Last October, the court agreed to hear the case from the petitioners, which included coal companies and coal-friendly states like West Virginia, with the EPA on the other side. Republican attorneys general argued that the EPA doesn’t have the authority to broadly regulate greenhouse gases coming from the power plant sector, and that the agency can regulate only at the level of an individual plant. They claimed that such authority can come only from Congress.
The case began making its way through the courts in 2015, when the Obama administration created the Clean Power Plan, which allowed the agency to set state by state goals for regulating power system emissions. Obama’s EPA argued that the Clean Air Act gave it the authority to regulate emissions of facilities like power plants that produced air pollution. But Republican state attorneys general and industry groups immediately sued, contending that the EPA couldn’t issue such expansive regulations and that the agency’s power ended “inside the fence line” at an individual facility. Before the case could be resolved, Trump took office, and the EPA abandoned the policy, replacing it with the Affordable Clean Energy rule—a weaker set of emissions guidelines that an appellate court in DC eventually struck down. When Biden took office, his EPA chose not to bring back the Clean Power Plan. As a result, there are currently no broad EPA rules limiting power plant emissions—a fact that led the Biden administration to argue that the case should be thrown out.
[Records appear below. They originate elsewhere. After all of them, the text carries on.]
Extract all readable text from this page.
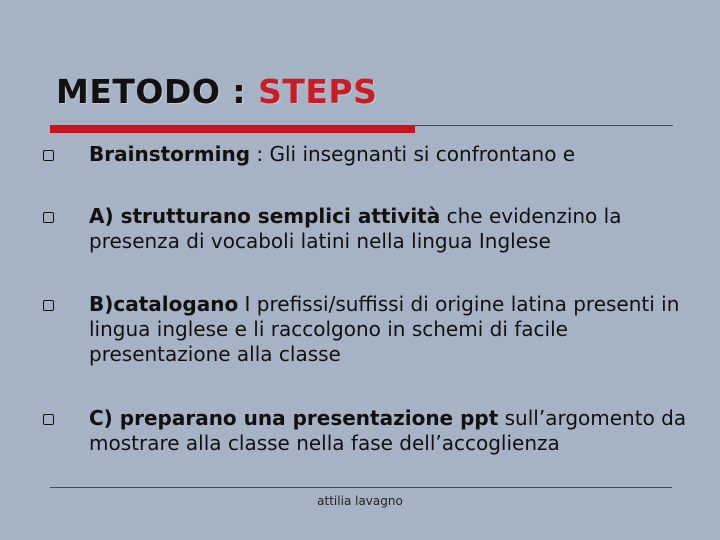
METODO : STEPS
Brainstorming : Gli insegnanti si confrontano e
A) strutturano semplici attività che evidenzino la presenza di vocaboli latini nella lingua Inglese
B)catalogano I prefissi/suffissi di origine latina presenti in lingua inglese e li raccolgono in schemi di facile presentazione alla classe
C) preparano una presentazione ppt sull’argomento da mostrare alla classe nella fase dell’accoglienza
attilia lavagno
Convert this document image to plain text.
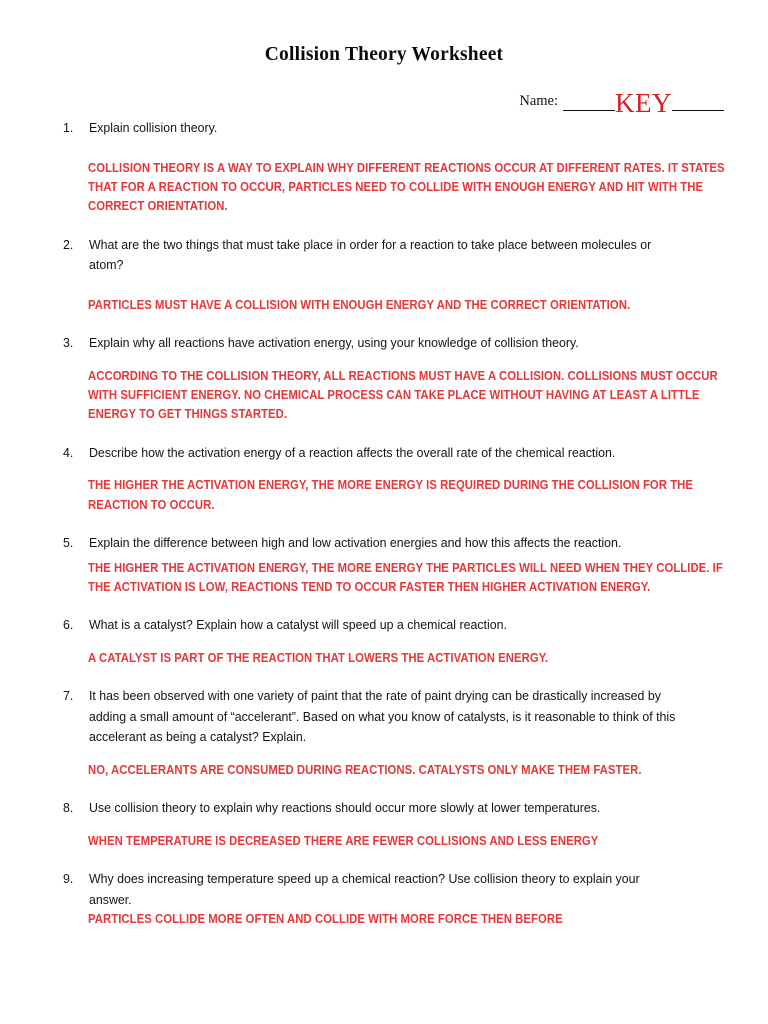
Collision Theory Worksheet
Name: KEY
1.	Explain collision theory.
COLLISION THEORY IS A WAY TO EXPLAIN WHY DIFFERENT REACTIONS OCCUR AT DIFFERENT RATES. IT STATES THAT FOR A REACTION TO OCCUR, PARTICLES NEED TO COLLIDE WITH ENOUGH ENERGY AND HIT WITH THE CORRECT ORIENTATION.
2.	What are the two things that must take place in order for a reaction to take place between molecules or atom?
PARTICLES MUST HAVE A COLLISION WITH ENOUGH ENERGY AND THE CORRECT ORIENTATION.
3.	Explain why all reactions have activation energy, using your knowledge of collision theory.
ACCORDING TO THE COLLISION THEORY, ALL REACTIONS MUST HAVE A COLLISION. COLLISIONS MUST OCCUR WITH SUFFICIENT ENERGY. NO CHEMICAL PROCESS CAN TAKE PLACE WITHOUT HAVING AT LEAST A LITTLE ENERGY TO GET THINGS STARTED.
4.	Describe how the activation energy of a reaction affects the overall rate of the chemical reaction.
THE HIGHER THE ACTIVATION ENERGY, THE MORE ENERGY IS REQUIRED DURING THE COLLISION FOR THE REACTION TO OCCUR.
5.	Explain the difference between high and low activation energies and how this affects the reaction.
THE HIGHER THE ACTIVATION ENERGY, THE MORE ENERGY THE PARTICLES WILL NEED WHEN THEY COLLIDE. IF THE ACTIVATION IS LOW, REACTIONS TEND TO OCCUR FASTER THEN HIGHER ACTIVATION ENERGY.
6.	What is a catalyst? Explain how a catalyst will speed up a chemical reaction.
A CATALYST IS PART OF THE REACTION THAT LOWERS THE ACTIVATION ENERGY.
7.	It has been observed with one variety of paint that the rate of paint drying can be drastically increased by adding a small amount of “accelerant”. Based on what you know of catalysts, is it reasonable to think of this accelerant as being a catalyst? Explain.
NO, ACCELERANTS ARE CONSUMED DURING REACTIONS. CATALYSTS ONLY MAKE THEM FASTER.
8.	Use collision theory to explain why reactions should occur more slowly at lower temperatures.
WHEN TEMPERATURE IS DECREASED THERE ARE FEWER COLLISIONS AND LESS ENERGY
9.	Why does increasing temperature speed up a chemical reaction? Use collision theory to explain your answer.
PARTICLES COLLIDE MORE OFTEN AND COLLIDE WITH MORE FORCE THEN BEFORE
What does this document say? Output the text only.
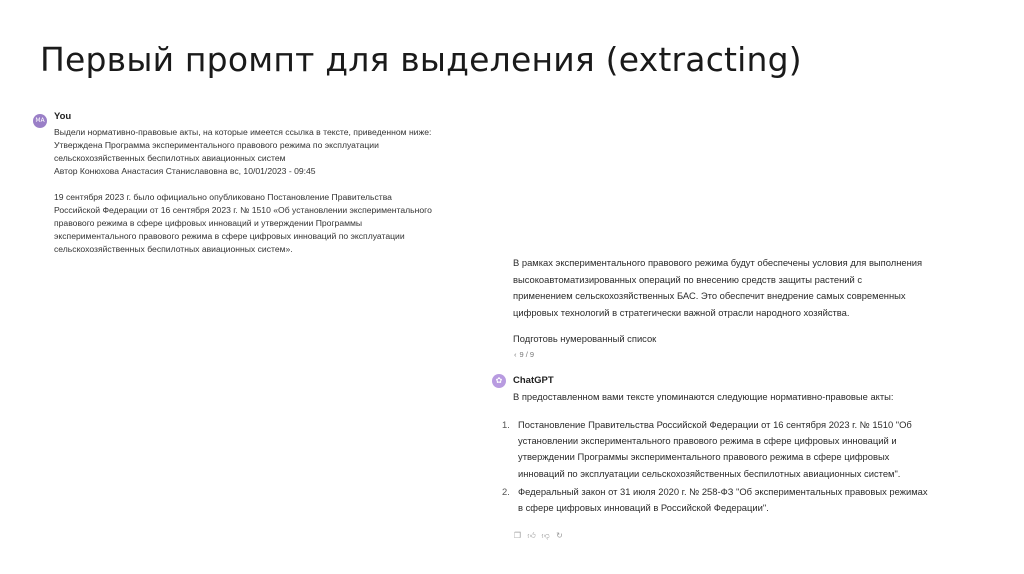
Первый промпт для выделения (extracting)
MA You

Выдели нормативно-правовые акты, на которые имеется ссылка в тексте, приведенном ниже:

Утверждена Программа экспериментального правового режима по эксплуатации

сельскохозяйственных беспилотных авиационных систем

Автор Конюхова Анастасия Станиславовна вс, 10/01/2023 - 09:45

19 сентября 2023 г. было официально опубликовано Постановление Правительства

Российской Федерации от 16 сентября 2023 г. № 1510 «Об установлении экспериментального

правового режима в сфере цифровых инноваций и утверждении Программы

экспериментального правового режима в сфере цифровых инноваций по эксплуатации

сельскохозяйственных беспилотных авиационных систем».

В рамках экспериментального правового режима будут обеспечены условия для выполнения

высокоавтоматизированных операций по внесению средств защиты растений с

применением сельскохозяйственных БАС. Это обеспечит внедрение самых современных

цифровых технологий в стратегически важной отрасли народного хозяйства.

Подготовь нумерованный список

‹ 9 / 9
✿	ChatGPT

В предоставленном вами тексте упоминаются следующие нормативно-правовые акты:

1. Постановление Правительства Российской Федерации от 16 сентября 2023 г. № 1510 "Об
установлении экспериментального правового режима в сфере цифровых инноваций и
утверждении Программы экспериментального правового режима в сфере цифровых
инноваций по эксплуатации сельскохозяйственных беспилотных авиационных систем".
2. Федеральный закон от 31 июля 2020 г. № 258-ФЗ "Об экспериментальных правовых режимах
в сфере цифровых инноваций в Российской Федерации".
❐ 👍︎ 👎︎ ↻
While potentially significant for climate change, the case had also been closely watched as one that could limit federal agencies’ power to issue broad regulations. The majority opinion invoked a controversial legal doctrine known as the “major questions doctrine,” which says agencies don’t necessarily have the authority to regulate on issues of “vast economic or political significance” unless Congress has authorized them to do so. “Under this body of law, known as the major questions doctrine, given both separation of powers principles and a practical understanding of legislative intent, the agency must point to ‘clear congressional authorization’ for the authority it claims,” Roberts wrote.
Justice Elena Kagan pushed back against this idea in the dissent. “The Court appoints itself—instead of Congress or the expert agency—the decision-maker on climate policy,” Kagan wrote. “I cannot think of many things more frightening.”
Update, June 30: This story has been updated to clarify the month when the Supreme Court agreed to hear the case.